Holistic QbD approach for hot-melt extrusion process design space evaluation: Linking materials science, experimentation and process modeling.

The aim of this work was to investigate the relationship between formulation material properties, process parameters and process performance for the manufacturing of amorphous solid dispersions via hot-melt extrusion (HME) using experimentation coupled with process modeling. Specifically, we evaluated the impact of the matrix copovidone melt rheology with and without the addition of a plasticizing surfactant, polysorbate 80, while also varying the process parameters, barrel temperature and screw speed, and keeping fill volume constant. To correlate the process performance to a critical quality attribute, we used telmisartan as an indicator substance by processing at temperatures below its solubility temperature in the polymeric matrix. We observed a broader design space of HME processes for the plasticized formulation with respect to screw speed than for the copovidone-only matrix formulation. This observation was determined by the range of observed melt temperatures in the extruder, both measured and simulated. The reason was not primarily linked to a reduced shear-thinning behavior, characterized by the power law index, n, but instead more to an overall reduced melt viscosity during extrusion and zero-shear rate viscosity, η, accordingly.

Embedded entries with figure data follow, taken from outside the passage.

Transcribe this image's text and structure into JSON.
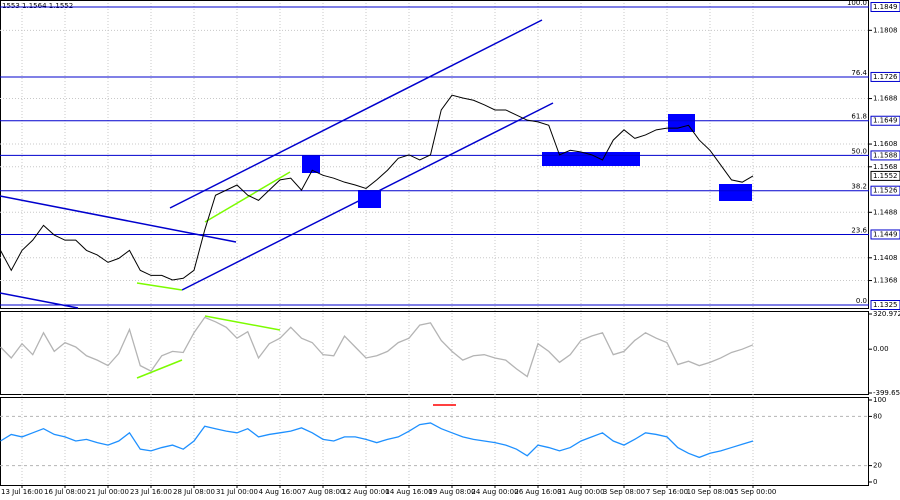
{
  "chart_data": [
    {
      "type": "line",
      "title": "1553 1.1564 1.1552",
      "color": "#000000",
      "categories": [
        null,
        null,
        "13 Jul 16:00",
        null,
        null,
        null,
        "16 Jul 08:00",
        null,
        null,
        null,
        "21 Jul 00:00",
        null,
        null,
        null,
        "23 Jul 16:00",
        null,
        null,
        null,
        "28 Jul 08:00",
        null,
        null,
        null,
        "31 Jul 00:00",
        null,
        null,
        null,
        "4 Aug 16:00",
        null,
        null,
        null,
        "7 Aug 08:00",
        null,
        null,
        null,
        "12 Aug 00:00",
        null,
        null,
        null,
        "14 Aug 16:00",
        null,
        null,
        null,
        "19 Aug 08:00",
        null,
        null,
        null,
        "24 Aug 00:00",
        null,
        null,
        null,
        "26 Aug 16:00",
        null,
        null,
        null,
        "31 Aug 00:00",
        null,
        null,
        null,
        "3 Sep 08:00",
        null,
        null,
        null,
        "7 Sep 16:00",
        null,
        null,
        null,
        "10 Sep 08:00",
        null,
        null,
        null,
        "15 Sep 00:00"
      ],
      "values": [
        1.1421,
        1.1386,
        1.1421,
        1.1439,
        1.1465,
        1.1448,
        1.1439,
        1.1439,
        1.1421,
        1.1413,
        1.14,
        1.1407,
        1.1421,
        1.1386,
        1.1377,
        1.1377,
        1.1369,
        1.1372,
        1.1386,
        1.1457,
        1.1518,
        1.1527,
        1.1536,
        1.1518,
        1.1509,
        1.1527,
        1.1545,
        1.1548,
        1.1527,
        1.1562,
        1.1553,
        1.1548,
        1.1541,
        1.1536,
        1.153,
        1.1545,
        1.1562,
        1.1583,
        1.1589,
        1.158,
        1.1589,
        1.1668,
        1.1694,
        1.1689,
        1.1685,
        1.1677,
        1.1668,
        1.1668,
        1.1659,
        1.165,
        1.1647,
        1.1641,
        1.1589,
        1.1597,
        1.1594,
        1.1589,
        1.158,
        1.1615,
        1.1633,
        1.1618,
        1.1624,
        1.1633,
        1.1636,
        1.1636,
        1.1641,
        1.1615,
        1.1597,
        1.1571,
        1.1545,
        1.1541,
        1.1552
      ],
      "ylim": [
        1.1325,
        1.1849
      ],
      "yticks": [
        1.1368,
        1.1408,
        1.1488,
        1.1568,
        1.1608,
        1.1688,
        1.1808
      ],
      "fib_levels": [
        {
          "label": "100.0",
          "price": 1.1849
        },
        {
          "label": "76.4",
          "price": 1.1726
        },
        {
          "label": "61.8",
          "price": 1.1649
        },
        {
          "label": "50.0",
          "price": 1.1588
        },
        {
          "label": "38.2",
          "price": 1.1526
        },
        {
          "label": "23.6",
          "price": 1.1449
        },
        {
          "label": "0.0",
          "price": 1.1325
        }
      ],
      "fib_color": "#0000cd",
      "last_price": 1.1552,
      "grid": true
    },
    {
      "type": "line",
      "color": "#b4b4b4",
      "values": [
        20,
        -80,
        50,
        -50,
        150,
        -20,
        60,
        20,
        -60,
        -100,
        -150,
        -40,
        180,
        -150,
        -200,
        -60,
        -20,
        -30,
        150,
        290,
        250,
        200,
        100,
        160,
        -80,
        50,
        100,
        200,
        100,
        60,
        -50,
        -60,
        120,
        20,
        -80,
        -60,
        -20,
        60,
        100,
        220,
        240,
        80,
        -20,
        -100,
        -60,
        -50,
        -80,
        -100,
        -180,
        -250,
        50,
        -20,
        -120,
        -50,
        80,
        120,
        150,
        -50,
        -20,
        80,
        150,
        100,
        60,
        -140,
        -110,
        -150,
        -120,
        -80,
        -30,
        0,
        40
      ],
      "ylim": [
        -399.652,
        320.9724
      ],
      "yticks": [
        -399.652,
        {
          "value": 0,
          "label": "0.00"
        },
        320.9724
      ],
      "grid": false
    },
    {
      "type": "line",
      "color": "#1e90ff",
      "values": [
        50,
        58,
        55,
        60,
        65,
        58,
        55,
        50,
        52,
        48,
        45,
        50,
        60,
        40,
        38,
        42,
        45,
        40,
        50,
        68,
        65,
        62,
        60,
        65,
        55,
        58,
        60,
        62,
        66,
        60,
        52,
        50,
        55,
        55,
        52,
        48,
        52,
        55,
        62,
        70,
        72,
        65,
        60,
        55,
        52,
        50,
        48,
        45,
        40,
        32,
        45,
        42,
        38,
        42,
        50,
        55,
        60,
        50,
        45,
        52,
        60,
        58,
        55,
        42,
        35,
        30,
        35,
        38,
        42,
        46,
        50
      ],
      "ylim": [
        0,
        100
      ],
      "yticks": [
        0,
        20,
        80,
        100
      ],
      "levels": [
        20,
        80
      ],
      "grid": false
    }
  ]
}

We also found that the amount of residual crystallinity of telmisartan correlated with the simulated maximum melt temperature in the extruder barrel. This finding confirmed the applicability of the temperature-dependent API-matrix solubility phase diagram for HME to process development. Given the complex inter-dependent relationships between material properties, process and performance, process modeling combined with reduced laboratory experimentation was established as a holistic approach for the evaluation of Quality-by-Design-based HME process design spaces.